10 The composition of trade and the type of specialization are determined in large part on the availability of natural resources, traditional factor proportions and by policy. In practice, however, the evolution of comparative advantage and commercial policies have combined to create an export pattern that reinforces the shift from primary to industry, which is implicit in the pattern of domestic demand (Syrquin, 1988b).

The premise of endogenous growth theory and new trade theory is that knowledge and technology intensive commodities embody higher levels of productivity and sophistication that manifests itself in their added value. It is considered that knowledge, technology transfer and horizontal and vertical spillovers between firms and industries have beneficial effects on the structural transformation of exports and building international competitiveness (Stojcic and Orlic, 2016). This leads to export diversification through an increase in the number of export sectors (hence export earnings) and knowledge spillovers arising from improved production techniques, new management practices and skills training and improved productivity with profound implications for a country’s structural transformation.
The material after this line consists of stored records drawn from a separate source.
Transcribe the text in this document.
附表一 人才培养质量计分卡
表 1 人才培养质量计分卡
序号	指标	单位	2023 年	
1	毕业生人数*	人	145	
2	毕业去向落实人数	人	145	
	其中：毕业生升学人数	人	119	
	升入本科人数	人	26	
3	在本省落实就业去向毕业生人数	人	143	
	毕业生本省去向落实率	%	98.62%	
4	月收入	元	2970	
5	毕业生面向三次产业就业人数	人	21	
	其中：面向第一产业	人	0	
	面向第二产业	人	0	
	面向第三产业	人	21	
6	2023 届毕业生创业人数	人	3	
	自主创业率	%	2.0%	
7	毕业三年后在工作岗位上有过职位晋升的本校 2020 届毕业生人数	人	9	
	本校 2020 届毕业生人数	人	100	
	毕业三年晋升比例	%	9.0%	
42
Trade allows countries to specialize in areas where they have a comparative advantage, leading to an increase in economic activity and employment in the export sector. Specializing in areas of comparative advantage, shifts resources to their most productive use, increasing the value of aggregate production and income by facilitating an efficient allocation of production across and within economies. Developing countries have integrated more into the world economy and have been more open since the early 1990s. This has facilitated technology transfer and contributed to efficiencies in production leading to structural changes and growth in many countries; however, this has not led to the expected gains in Latin America and sub-Saharan African countries, as globalization and trade openness seem to have led to negative structural change effects. Labour has moved from high-productivity to low-productivity sectors and activities (McMillan and Harttgen, 2014). Empirical work on trade liberalization has also revealed that import competition has forced manufacturing industries in developing countries to become either more efficient or those that are least productive to exit the industry, leading to reallocation of labour and other resources.